According to the Washington Post, for-profit nursing home providers that have faced accusations of Medicare fraud and kickbacks, labor violations or widespread failures in patient care received hundreds of millions of dollars in “no strings attached” coronavirus relief aid, meant to cover shortfalls and expenses during the pandemic.
Another issue, as reported by Kaiser Health News in May 2020, is that some of the biggest COVID payments have gone to providers paying millions in criminal penalties due to investigations. At least half of the top 10 recipients, part of a group that received $20 billion in emergency funding from HHS, have paid millions in recent years either in criminal penalties or to settle allegations related to improper billing and other practices.
The pandemic has fueled COVID scams as well, which require investigation. Recent reports indicate a rise in scammers selling fake at-home test kits or going door-to-door performing fake tests for money. Another scam is related to COVID-19 face masks - selling “Mask exemption” cards. Scammers are selling mask exemption cards that claim that the card-holder has a disability that prevents wearing a mask. Such cards may include the seal of a government agency. No such card is government-supported or has any legal significance.

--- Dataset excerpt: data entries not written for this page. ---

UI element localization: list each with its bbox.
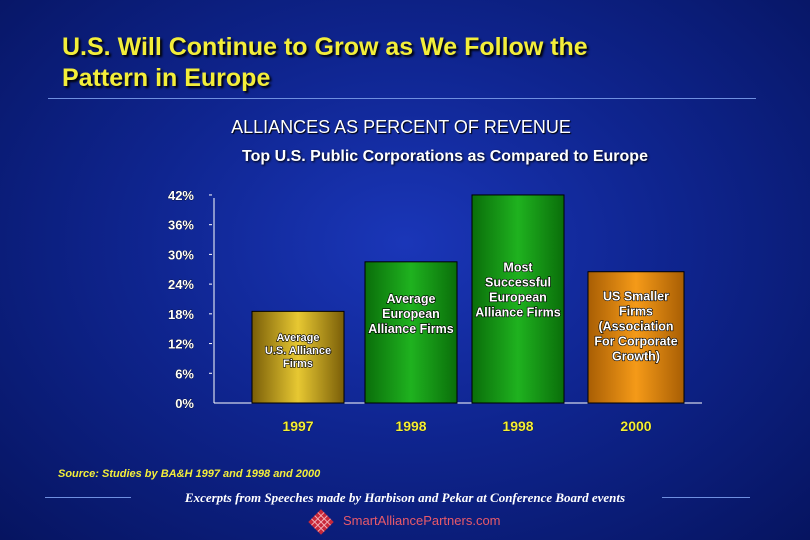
y-tick-label: 24% [168,277,194,292]
y-tick-label: 42% [168,188,194,203]
bar-label: European [382,307,440,321]
bar-label: Alliance Firms [368,322,453,336]
chart-title-text: ALLIANCES AS PERCENT OF REVENUE [231,117,571,137]
x-category-label: 1998 [395,418,426,434]
y-tick-label: 18% [168,307,194,322]
bar-2 [364,261,458,404]
bar-label: Firms [283,358,313,370]
chart-axes: 0% 6% 12% 18% 24% 30% 36% 42% [168,188,702,411]
y-tick-label: 36% [168,218,194,233]
y-tick-label: 6% [175,366,194,381]
footer-rule-right [662,497,750,498]
y-tick-label: 12% [168,337,194,352]
smart-alliance-logo-icon [308,509,334,535]
chart-subtitle-text: Top U.S. Public Corporations as Compared… [242,148,648,165]
chart-subtitle: Top U.S. Public Corporations as Compared… [0,148,810,166]
footer-rule-left [45,497,131,498]
x-category-label: 1997 [282,418,313,434]
bar-label: Alliance Firms [475,306,560,320]
y-tick-label: 0% [175,396,194,411]
bar-3 [471,194,565,404]
bar-label: Growth) [612,350,660,364]
bar-label: (Association [598,320,673,334]
bar-label: U.S. Alliance [265,345,331,357]
x-category-label: 2000 [620,418,651,434]
source-note: Source: Studies by BA&H 1997 and 1998 an… [58,468,321,480]
footer-caption-text: Excerpts from Speeches made by Harbison … [184,490,626,505]
bar-label: Successful [485,276,551,290]
bar-label: Average [387,292,436,306]
bar-label: US Smaller [603,290,669,304]
footer-caption: Excerpts from Speeches made by Harbison … [0,490,810,506]
bar-label: European [489,291,547,305]
slide-title: U.S. Will Continue to Grow as We Follow … [62,32,782,94]
y-tick-label: 30% [168,247,194,262]
x-category-label: 1998 [502,418,533,434]
slide-title-line-1: U.S. Will Continue to Grow as We Follow … [62,33,588,61]
bar-4 [587,271,685,404]
bar-label: Average [276,332,319,344]
site-link[interactable]: SmartAlliancePartners.com [343,513,501,528]
bar-label: Firms [619,305,653,319]
bar-1 [251,310,345,404]
chart-title: ALLIANCES AS PERCENT OF REVENUE [0,117,810,138]
slide-title-line-2: Pattern in Europe [62,64,271,92]
bar-label: Most [503,261,533,275]
bar-label: For Corporate [594,335,677,349]
title-divider [48,98,756,99]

The Federal Trade Commission (FTC) Blog Article “Scammers are using COVID-19 Messages to Scam People” states Medicare scams include government imposters using COVID-19 who call your patients to offer things like a “COVID-19 kit,” “Coronavirus package,” or Medicare benefits related to the virus, followed by asking for bank account information, Social Security and Medicare numbers.4
Treatment scams are becoming prevalent, such as criminals selling fake vaccines, medicines, tests, and cures for COVID-19. The list is long but some of this criminal activity is being committed by actual medical practices and organizations. It is evident criminals will continue taking advantage of this health care crisis and we must rely on law enforcement and government agencies to survey and take action to protect our patients and identify “bad actors.”
What is at Stake if you do Nothing? Everything!

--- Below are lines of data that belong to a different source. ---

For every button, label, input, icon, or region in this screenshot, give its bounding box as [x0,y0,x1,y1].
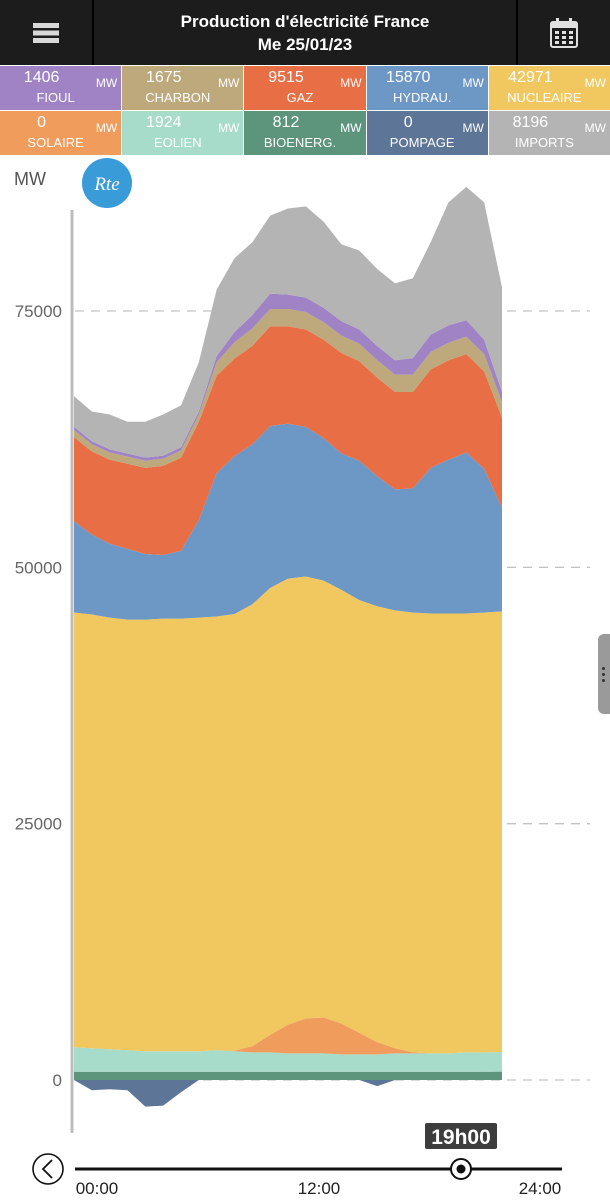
tile-value: 42971 [508,69,553,86]
tile-pompage[interactable]: 0 MW POMPAGE [366,111,488,155]
area-series-solaire [74,1017,502,1055]
tile-label: CHARBON [145,90,211,105]
tile-hydrau[interactable]: 15870 MW HYDRAU. [366,66,488,110]
production-tiles: 1406 MW FIOUL 1675 MW CHARBON 9515 MW GAZ 1587… [0,66,610,155]
tile-label: GAZ [286,90,314,105]
chart-areas [74,186,502,1107]
tile-unit: MW [584,76,606,90]
tile-unit: MW [95,121,118,135]
area-series-pompage [74,1080,502,1107]
tile-unit: MW [95,76,118,90]
tile-value: 0 [37,114,47,131]
y-tick-label: 0 [53,1071,62,1090]
tile-unit: MW [218,121,240,135]
date-text: Me 25/01/23 [257,35,353,54]
y-tick-label: 75000 [15,302,62,321]
tile-value: 812 [272,114,300,131]
tile-unit: MW [462,76,484,90]
tile-solaire[interactable]: 0 MW SOLAIRE [0,111,122,155]
tile-charbon[interactable]: 1675 MW CHARBON [122,66,244,110]
hamburger-menu-icon [33,22,59,43]
area-series-nucleaire [74,576,502,1054]
x-tick-label: 12:00 [298,1179,341,1198]
area-series-hydrau [74,423,502,620]
tile-value: 1924 [145,114,182,131]
x-tick-label: 24:00 [519,1179,562,1198]
x-tick-label: 00:00 [76,1179,119,1198]
tile-value: 8196 [512,114,549,131]
tile-gaz[interactable]: 9515 MW GAZ [244,66,366,110]
title-text: Production d'électricité France [180,12,430,31]
tile-value: 9515 [268,69,304,86]
x-tick-labels: 00:00 12:00 24:00 [76,1179,562,1198]
tile-imports[interactable]: 8196 MW IMPORTS [488,111,610,155]
rte-logo-text: Rte [93,174,119,195]
tile-unit: MW [218,76,240,90]
back-button[interactable] [32,1153,64,1185]
tile-label: HYDRAU. [392,90,452,105]
y-axis-label: MW [14,169,46,189]
page-title: Production d'électricité France Me 25/01… [94,10,516,56]
tile-value: 15870 [385,69,431,86]
tile-label: BIOENERG. [263,135,337,150]
rte-logo: Rte [82,158,132,208]
y-tick-label: 50000 [15,558,62,577]
tile-label: IMPORTS [514,135,574,150]
tile-label: EOLIEN [153,135,202,150]
area-series-gaz [74,326,502,556]
tile-value: 1406 [23,69,60,86]
tile-bioenerg[interactable]: 812 MW BIOENERG. [244,111,366,155]
y-tick-label: 25000 [15,815,62,834]
calendar-icon [550,17,578,48]
timeline-handle[interactable] [450,1158,472,1180]
side-drawer-handle[interactable] [598,634,610,714]
area-series-bioenerg [74,1071,502,1080]
tile-fioul[interactable]: 1406 MW FIOUL [0,66,122,110]
tile-nucleaire[interactable]: 42971 MW NUCLEAIRE [488,66,610,110]
area-series-imports [74,186,502,458]
tile-label: NUCLEAIRE [507,90,582,105]
header-bar: Production d'électricité France Me 25/01… [0,0,610,65]
tile-label: SOLAIRE [27,135,84,150]
calendar-button[interactable] [516,0,610,65]
production-area-chart[interactable]: MW Rte 0 25000 50000 75000 19h00 00:00 12:00… [0,155,610,1200]
tile-unit: MW [462,121,484,135]
tile-unit: MW [340,76,362,90]
tile-unit: MW [340,121,362,135]
chevron-left-icon [32,1153,64,1185]
tile-eolien[interactable]: 1924 MW EOLIEN [122,111,244,155]
cursor-time-text: 19h00 [431,1126,491,1149]
y-tick-labels: 0 25000 50000 75000 [15,302,62,1090]
tile-value: 1675 [145,69,182,86]
tile-unit: MW [584,121,606,135]
tile-label: FIOUL [36,90,75,105]
menu-button[interactable] [0,0,94,65]
tile-value: 0 [403,114,413,131]
tile-label: POMPAGE [389,135,455,150]
cursor-time-badge: 19h00 [425,1123,497,1149]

No organization is immune from an investigative audit or probe regardless of size, location or external circumstances. The size of the health care organization will not make one “immune” from potential wrong-doing and government agencies know that. Regardless of whether a location is rural, suburban, urban, or what type of organization, (i.e. Tribal, Federally Qualified Healthcare Center/FQHC or Critical Access Hospital/CAH) you are expected to perform in compliance with applicable rules and regulations.
COVID-19 has changed everything, but it doesn’t mean your health care organization is immune from coming under investigation for potential fraud or abuse. The pandemic has altered how we work in the blink of an eye and this is the new constant. Note the avoidance of stating “new normal.”
There is nothing “normal” about the extraordinary circumstances posed to health care organizations at this time.
As already mentioned, you may be able to present a strong argument to delay a routine-type of audit, but an investigative audit or probe is not likely to be delayed. Retain legal counsel and insist on an extension to provide the precious time needed to appropriately prepare and respond to payer audits during this health crisis.